The Tupi were the dominant people of the region that is today Brazil. They occupied vast tracts of territory, hugging the eastern coast of the South American continent, with settlements along the Amazon River and as far inland as modern Paraguay. Tupi society consisted of a series of culturally and religiously related tribal families, which migrated along the coasts and rainforests as their food needs required.

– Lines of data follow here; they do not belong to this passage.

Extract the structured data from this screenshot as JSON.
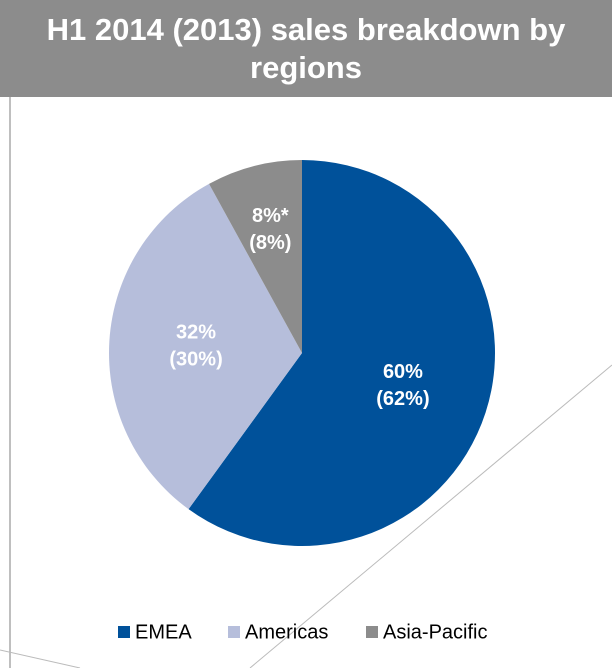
{
  "chart_data": {
    "type": "pie",
    "title": "H1 2014 (2013) sales breakdown by regions",
    "categories": [
      "EMEA",
      "Americas",
      "Asia-Pacific"
    ],
    "values": [
      60,
      32,
      8
    ],
    "value_labels": [
      "60%",
      "32%",
      "8%*"
    ],
    "prior_values": [
      62,
      30,
      8
    ],
    "prior_value_labels": [
      "(62%)",
      "(30%)",
      "(8%)"
    ],
    "colors": [
      "#00519a",
      "#b6bedb",
      "#8c8c8c"
    ],
    "legend": "bottom"
  }
}
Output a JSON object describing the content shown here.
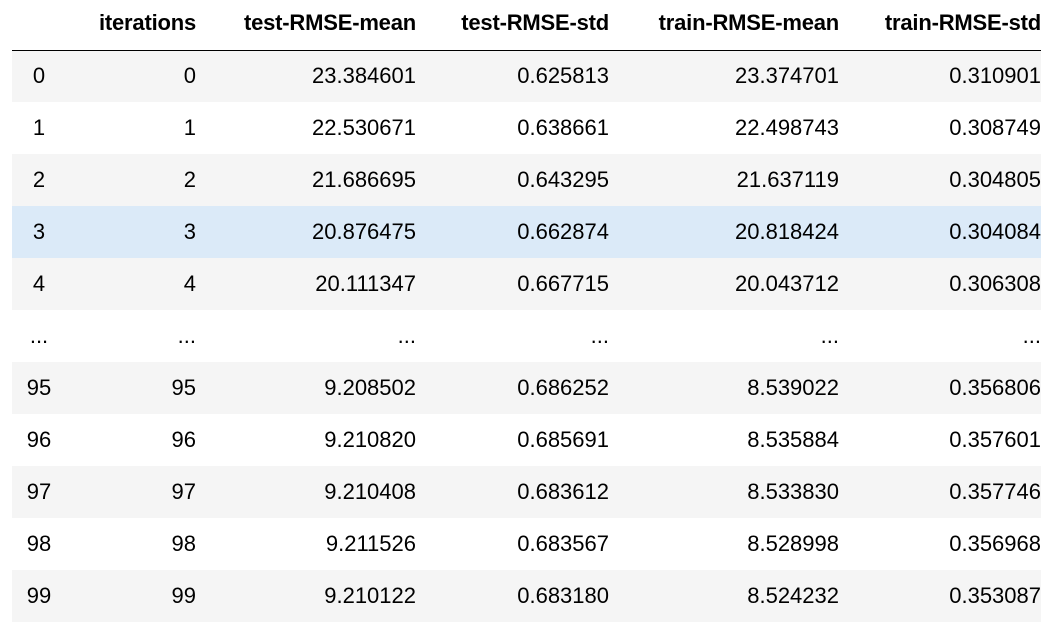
{
  "table": {
    "columns": [
      "",
      "iterations",
      "test-RMSE-mean",
      "test-RMSE-std",
      "train-RMSE-mean",
      "train-RMSE-std"
    ],
    "rows": [
      [
        "0",
        "0",
        "23.384601",
        "0.625813",
        "23.374701",
        "0.310901"
      ],
      [
        "1",
        "1",
        "22.530671",
        "0.638661",
        "22.498743",
        "0.308749"
      ],
      [
        "2",
        "2",
        "21.686695",
        "0.643295",
        "21.637119",
        "0.304805"
      ],
      [
        "3",
        "3",
        "20.876475",
        "0.662874",
        "20.818424",
        "0.304084"
      ],
      [
        "4",
        "4",
        "20.111347",
        "0.667715",
        "20.043712",
        "0.306308"
      ],
      [
        "...",
        "...",
        "...",
        "...",
        "...",
        "..."
      ],
      [
        "95",
        "95",
        "9.208502",
        "0.686252",
        "8.539022",
        "0.356806"
      ],
      [
        "96",
        "96",
        "9.210820",
        "0.685691",
        "8.535884",
        "0.357601"
      ],
      [
        "97",
        "97",
        "9.210408",
        "0.683612",
        "8.533830",
        "0.357746"
      ],
      [
        "98",
        "98",
        "9.211526",
        "0.683567",
        "8.528998",
        "0.356968"
      ],
      [
        "99",
        "99",
        "9.210122",
        "0.683180",
        "8.524232",
        "0.353087"
      ]
    ],
    "highlighted_row_index": 3,
    "colors": {
      "stripe": "#f5f5f5",
      "highlight": "#dbeaf8",
      "header_border": "#000000"
    }
  }
}
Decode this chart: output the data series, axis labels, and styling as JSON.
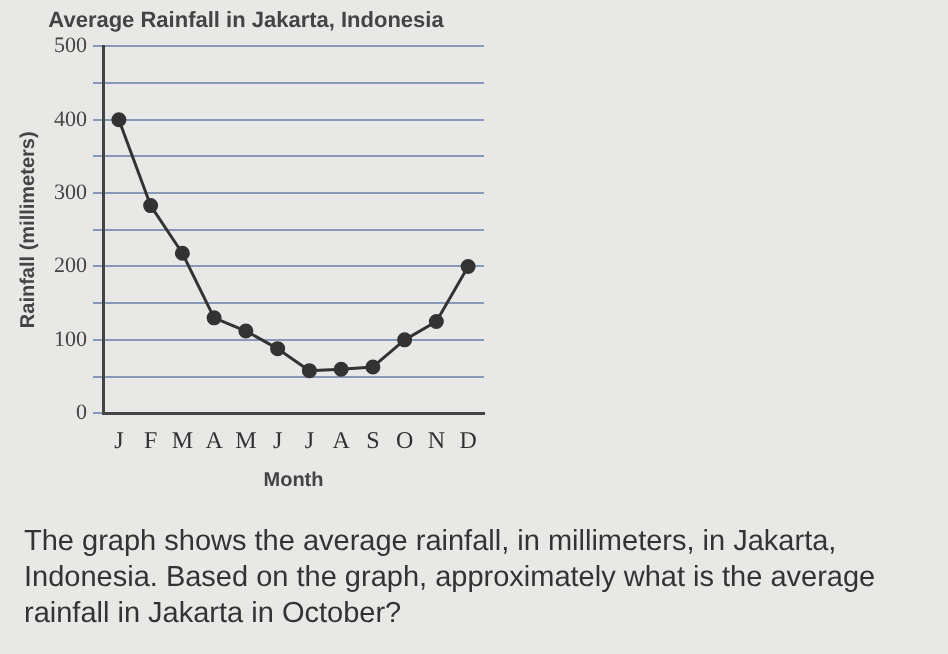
{
  "chart_data": {
    "type": "line",
    "title": "Average Rainfall in Jakarta, Indonesia",
    "xlabel": "Month",
    "ylabel": "Rainfall (millimeters)",
    "categories": [
      "J",
      "F",
      "M",
      "A",
      "M",
      "J",
      "J",
      "A",
      "S",
      "O",
      "N",
      "D"
    ],
    "series": [
      {
        "color": "#333333",
        "values": [
          400,
          283,
          218,
          130,
          112,
          88,
          58,
          60,
          63,
          100,
          125,
          200
        ]
      }
    ],
    "ylim": [
      0,
      500
    ],
    "yticks": [
      0,
      {
        "value": 50,
        "label": null
      },
      100,
      {
        "value": 150,
        "label": null
      },
      200,
      {
        "value": 250,
        "label": null
      },
      300,
      {
        "value": 350,
        "label": null
      },
      400,
      {
        "value": 450,
        "label": null
      },
      500
    ],
    "grid": "y",
    "legend": false,
    "marker": "circle",
    "line_style": "solid",
    "annotations": [
      "The graph shows the average rainfall, in millimeters, in Jakarta, Indonesia. Based on the graph, approximately what is the average rainfall in Jakarta in October?"
    ]
  }
}
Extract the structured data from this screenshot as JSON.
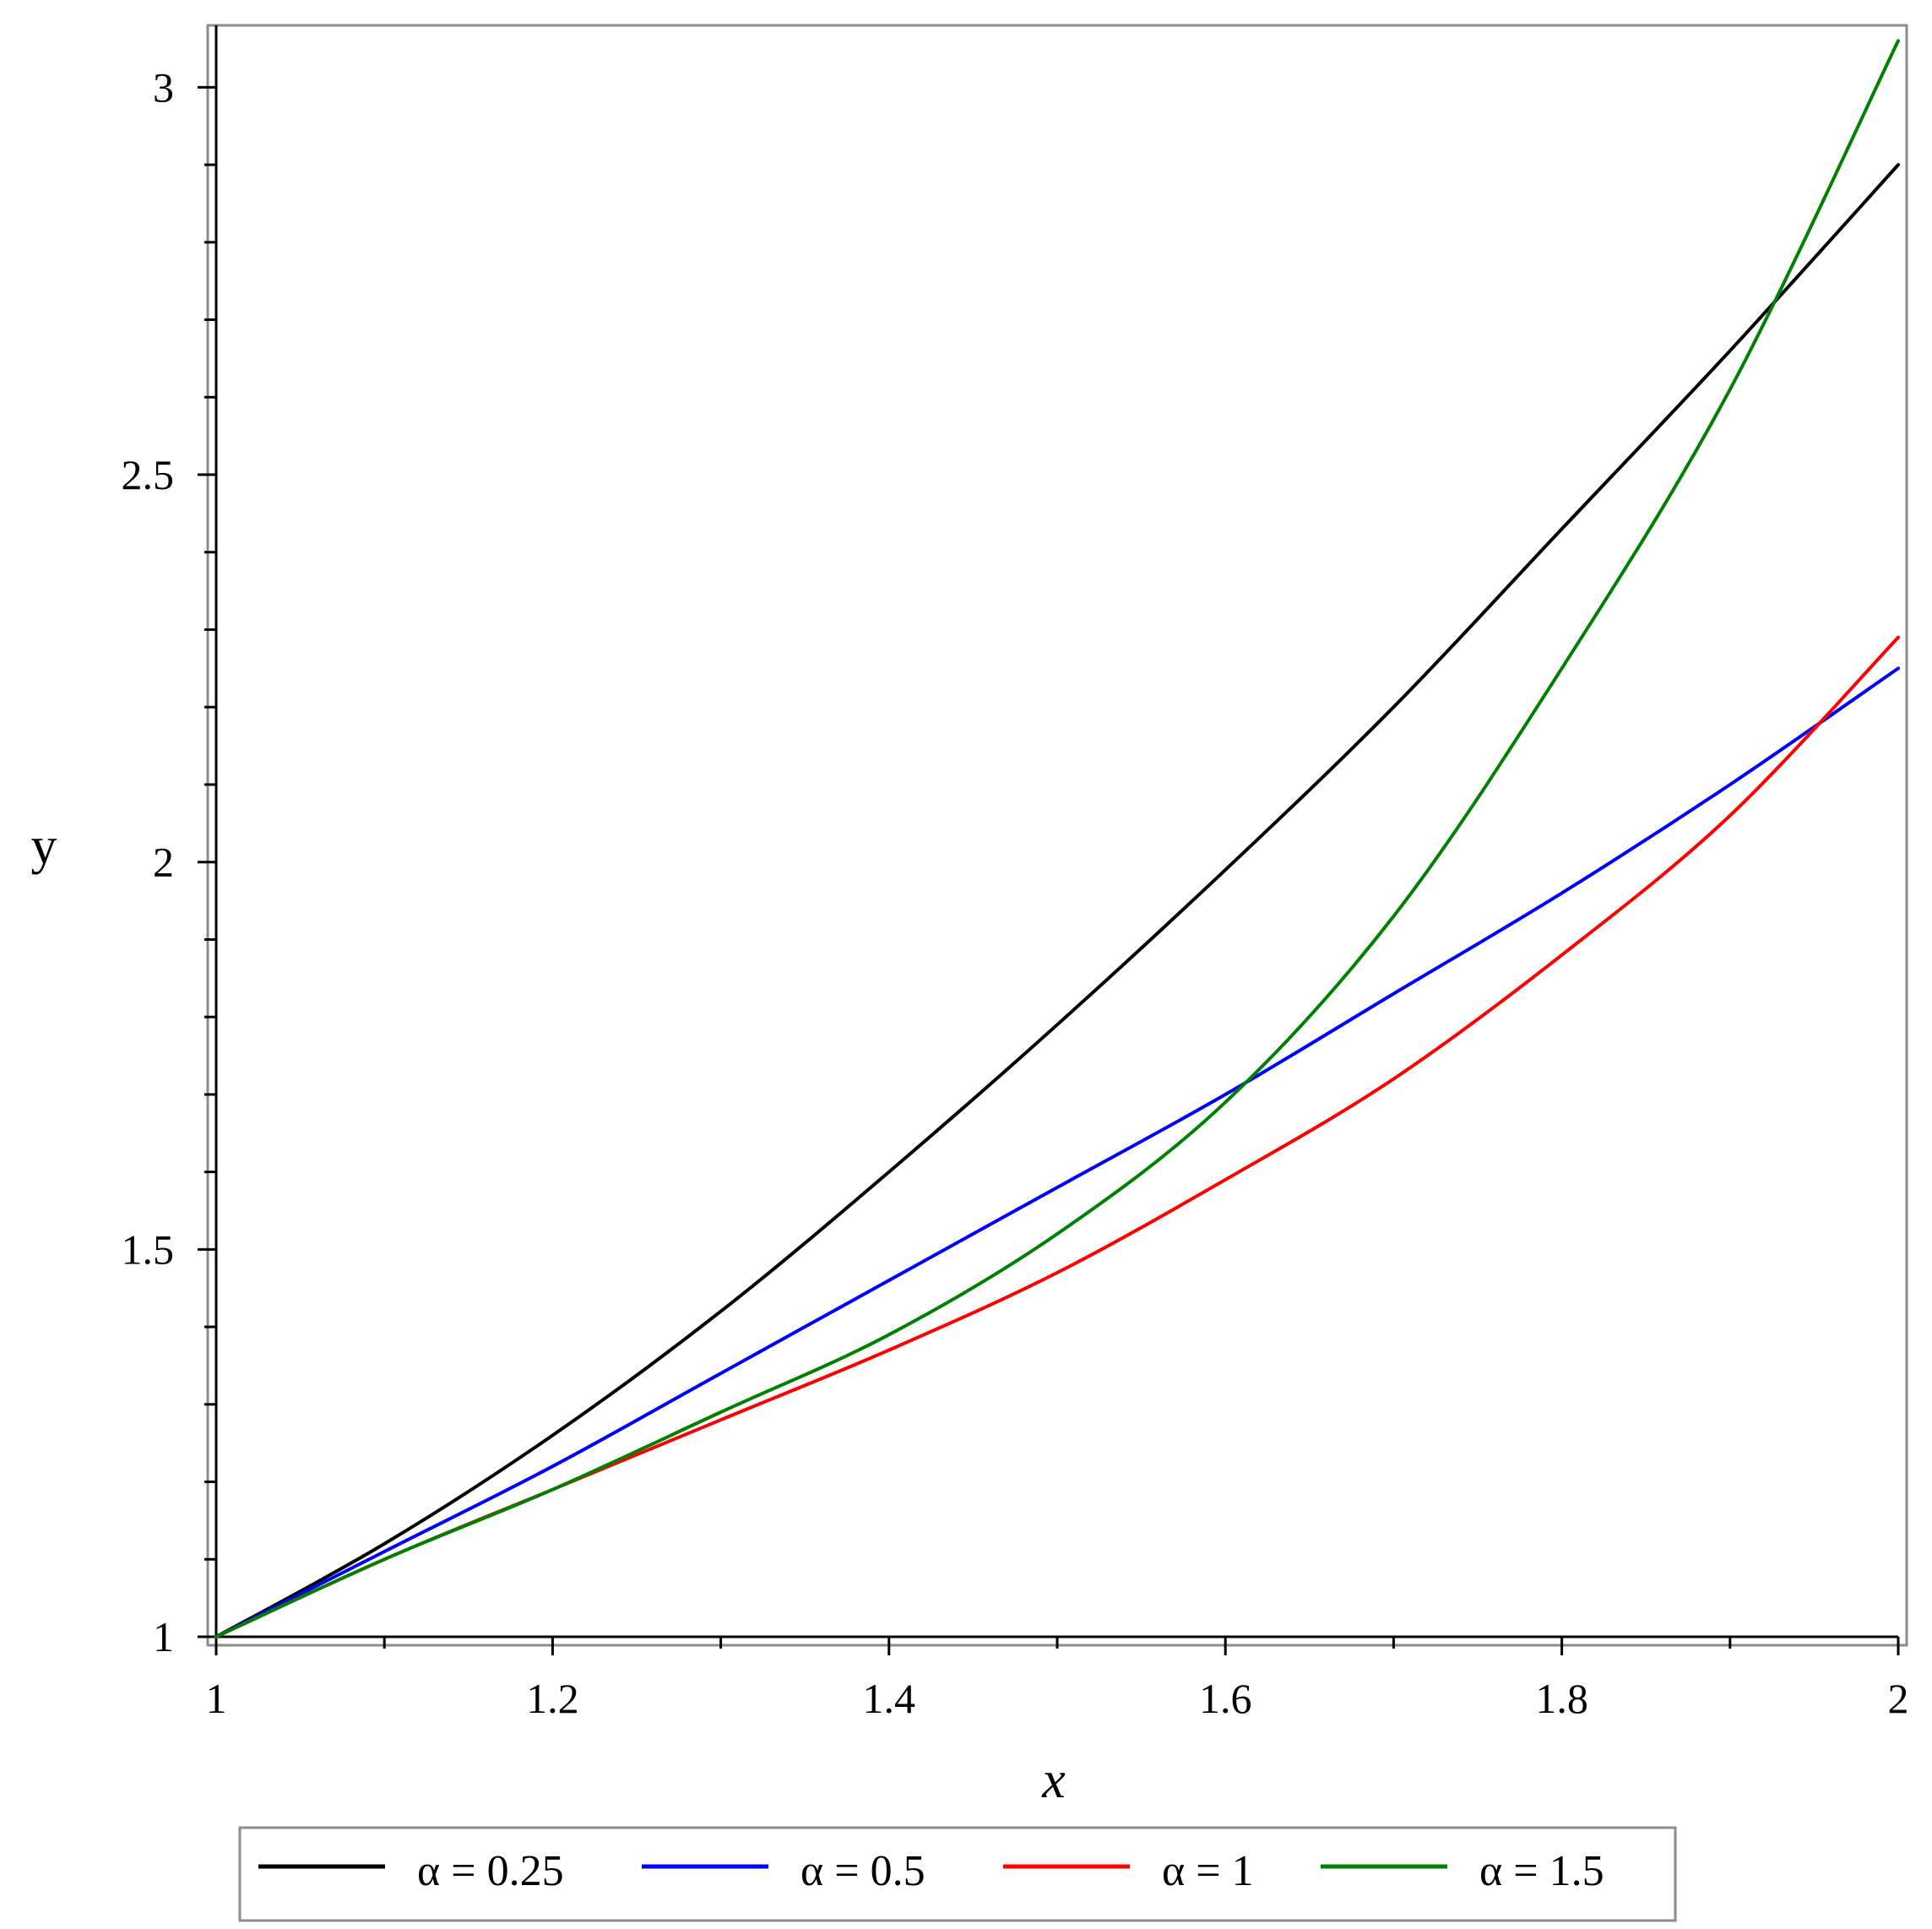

While the Tupi economy benefited from brisk trade with other tribes, the Tupi were feared by many for their skills in combat. Armed with blowguns, bolas and all manner of bludgeoning instruments, Tupi warriors would often overwhelm their foes, taking captives to be cannibalized or to be used in religious rituals. Because of their practice of cannibalism, the Tupi were often confused with their neighbors, the Aimore, who practiced cannibalism as a form of sustenance. The Tupi, on the other hand, performed cannibalistic acts only as a form of revenge against those who had wronged members of their people.
With the arrival of the Portuguese in 1500, it affected the Tupi way of life surprisingly little - at first . The Tupi found the Portuguese excellent trading partners. Unfortunately, the Tupi soon discovered that the Portuguese brought with them diseases they had never before experienced. In addition, in their search for gold on the continent, the Portuguese soon led raiding parties against Tupi settlements in order to acquire slaves to work in the mines.
While some Tupi mounted a defense against Portuguese incursions, many chose to flee into the forest, where the dense foliage could protect them from the Europeans. They could not, however, escape the disease the Europeans brought with them and over the next century, the Tupi, once numbering in the millions, were nearly obliterated. Today, Tupi settlements can still be found nestled deep within the reaches of the Amazon, but their numbers barely reach a fraction of their former grandeur.